Madame Pipikova prend son petit déjeuner… Oh ! Pas grand-chose ! Juste un petit morceau de pain, dont elle donne la moitié aux oiseaux, qui semblent la remercier par leurs chants mélodieux ! Puis, elle se lève, reprend sa besace, demande la paix sur cette maison et se dirige vers le centre du village, où malheureusement se déroule une autre scène violente ! Madame Pipikova reconnaît des agents du gouvernement, qui sont en train de malmener une famille, sans doute pour récupérer quelque impôt !

Elle s’immobilise devant les agents, qui soudain remarquent son aura ! Ils arrêtent leurs menaces, leur maltraitance et demandent : « Qui es-tu ? » et c’est l’employé de l’auberge qui répond, car la nouvelle se répand vite : « C’est sainte Dicaliste ! 

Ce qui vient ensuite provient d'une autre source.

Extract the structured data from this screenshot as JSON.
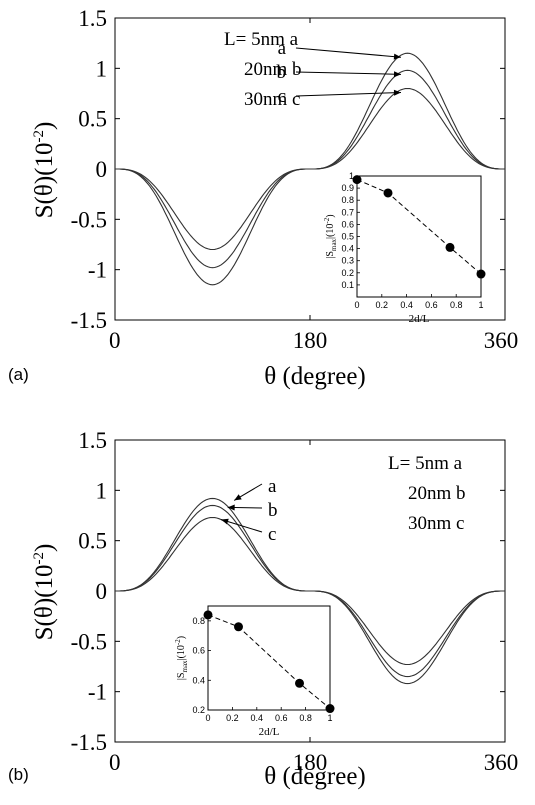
{
  "chart_data": [
    {
      "panel_label": "(a)",
      "type": "line",
      "xlabel": "θ (degree)",
      "ylabel": "S(θ)(10",
      "ylabel_exp": "-2",
      "ylabel_close": ")",
      "xlim": [
        0,
        360
      ],
      "ylim": [
        -1.5,
        1.5
      ],
      "x_ticks": [
        0,
        180,
        360
      ],
      "y_ticks": [
        -1.5,
        -1,
        -0.5,
        0,
        0.5,
        1,
        1.5
      ],
      "x_tick_labels": [
        "0",
        "180",
        "360"
      ],
      "y_tick_labels": [
        "-1.5",
        "-1",
        "-0.5",
        "0",
        "0.5",
        "1",
        "1.5"
      ],
      "legend_lines": [
        "L= 5nm a",
        "20nm b",
        "30nm c"
      ],
      "series": [
        {
          "name": "a",
          "amplitude": 1.15,
          "sign": -1,
          "peak_x": 264
        },
        {
          "name": "b",
          "amplitude": 0.98,
          "sign": -1,
          "peak_x": 264
        },
        {
          "name": "c",
          "amplitude": 0.8,
          "sign": -1,
          "peak_x": 264
        }
      ],
      "annotations": [
        {
          "text": "a",
          "x": 264,
          "y": 1.15
        },
        {
          "text": "b",
          "x": 264,
          "y": 0.98
        },
        {
          "text": "c",
          "x": 264,
          "y": 0.8
        }
      ],
      "inset": {
        "type": "scatter",
        "xlabel": "2d/L",
        "ylabel": "|S",
        "ylabel_sub": "max",
        "ylabel_tail": "|(10",
        "ylabel_exp": "-2",
        "ylabel_close": ")",
        "xlim": [
          0,
          1
        ],
        "ylim": [
          0,
          1
        ],
        "x_ticks": [
          0,
          0.2,
          0.4,
          0.6,
          0.8,
          1
        ],
        "x_tick_labels": [
          "0",
          "0.2",
          "0.4",
          "0.6",
          "0.8",
          "1"
        ],
        "y_ticks": [
          0.1,
          0.2,
          0.3,
          0.4,
          0.5,
          0.6,
          0.7,
          0.8,
          0.9,
          1
        ],
        "y_tick_labels": [
          "0.1",
          "0.2",
          "0.3",
          "0.4",
          "0.5",
          "0.6",
          "0.7",
          "0.8",
          "0.9",
          "1"
        ],
        "points": [
          {
            "x": 0.0,
            "y": 0.97
          },
          {
            "x": 0.25,
            "y": 0.86
          },
          {
            "x": 0.75,
            "y": 0.41
          },
          {
            "x": 1.0,
            "y": 0.19
          }
        ]
      }
    },
    {
      "panel_label": "(b)",
      "type": "line",
      "xlabel": "θ (degree)",
      "ylabel": "S(θ)(10",
      "ylabel_exp": "-2",
      "ylabel_close": ")",
      "xlim": [
        0,
        360
      ],
      "ylim": [
        -1.5,
        1.5
      ],
      "x_ticks": [
        0,
        180,
        360
      ],
      "y_ticks": [
        -1.5,
        -1,
        -0.5,
        0,
        0.5,
        1,
        1.5
      ],
      "x_tick_labels": [
        "0",
        "180",
        "360"
      ],
      "y_tick_labels": [
        "-1.5",
        "-1",
        "-0.5",
        "0",
        "0.5",
        "1",
        "1.5"
      ],
      "legend_lines": [
        "L= 5nm a",
        "20nm b",
        "30nm c"
      ],
      "series": [
        {
          "name": "a",
          "amplitude": 0.92,
          "sign": 1,
          "peak_x": 100
        },
        {
          "name": "b",
          "amplitude": 0.85,
          "sign": 1,
          "peak_x": 100
        },
        {
          "name": "c",
          "amplitude": 0.73,
          "sign": 1,
          "peak_x": 100
        }
      ],
      "annotations": [
        {
          "text": "a",
          "x": 100,
          "y": 0.92
        },
        {
          "text": "b",
          "x": 100,
          "y": 0.85
        },
        {
          "text": "c",
          "x": 100,
          "y": 0.73
        }
      ],
      "inset": {
        "type": "scatter",
        "xlabel": "2d/L",
        "ylabel": "|S",
        "ylabel_sub": "max",
        "ylabel_tail": "|(10",
        "ylabel_exp": "-2",
        "ylabel_close": ")",
        "xlim": [
          0,
          1
        ],
        "ylim": [
          0.2,
          0.9
        ],
        "x_ticks": [
          0,
          0.2,
          0.4,
          0.6,
          0.8,
          1
        ],
        "x_tick_labels": [
          "0",
          "0.2",
          "0.4",
          "0.6",
          "0.8",
          "1"
        ],
        "y_ticks": [
          0.2,
          0.4,
          0.6,
          0.8
        ],
        "y_tick_labels": [
          "0.2",
          "0.4",
          "0.6",
          "0.8"
        ],
        "points": [
          {
            "x": 0.0,
            "y": 0.84
          },
          {
            "x": 0.25,
            "y": 0.76
          },
          {
            "x": 0.75,
            "y": 0.38
          },
          {
            "x": 1.0,
            "y": 0.21
          }
        ]
      }
    }
  ]
}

_ Tu es vraiment une sainte ? demande l’un des agents.

_ C’est toi qui le dis, fait madame Pipikova. N’avez-vous pas honte d’opprimer le travailleur ?

_ Mais c’est qu’il doit de l’argent !

_ Et moi, je vous dis que tout ce que vous laisserez au travailleur vous sera rendu au centuple ! »

Les agents sont saisis par ces paroles, mais c’est cette bonté opiniâtre de sainte Dicaliste qui les décide à s’en aller ! La famille tombe à genoux devant un tel miracle ! Elle veut baiser les doigts de madame Pipikova, qui se dérobe, remplie d’humilité, mais comment empêcher tous ces gens, qui la fêtent et qui de nouveau espèrent ?

La sainte sourit, bénit, montre le dieu des travailleurs et ses bienfaits ! Puis, c’est le soir et elle explique qu’elle doit continuer sa route, que bien d’autres villages attendent son message et la voilà qui disparaît dans la nuit, au grand dam de ceux qui voulaient lui offrir l’hospitalité ! Mais madame Pipikova a encore besoin du secret des ténèbres, de se retrouver seule parmi les arbres, car il faut qu’elle se défoule, que sa vraie personnalité puisse se libérer !

Finies cette patience dégoûtante, cette commisération révoltante, cette componction ruisselante ! Enfin de l’air, du souffle ! La sainte s’approche d’un rocher et d’un atémi le coupe en deux, en criant « Salauds, fumiers de capitalistes » Les oiseaux son terrifiés et plus tard on dira que le diable est passé par là, au regard de tous ces troncs coupés !

                                                                                                  188

     Pour être juste, Cariou s’en va aussi chercher Belle Espoir chez l’extrême droite et il a rendez-vous avec son leader, madame Peine ! Bien sûr, Cariou connaît le passé sanglant du nazisme, qui veut la supériorité de la race, la loi du plus fort, et il n’espère pas vraiment faire avancer son enquête de ce côté-là, mais le communisme lui-même n’est-il pas une forme de fascisme, puisqu’il veut écraser ses adversaires et rejette la différence ? C’est fou le nombre de gens haineux au nom du bien !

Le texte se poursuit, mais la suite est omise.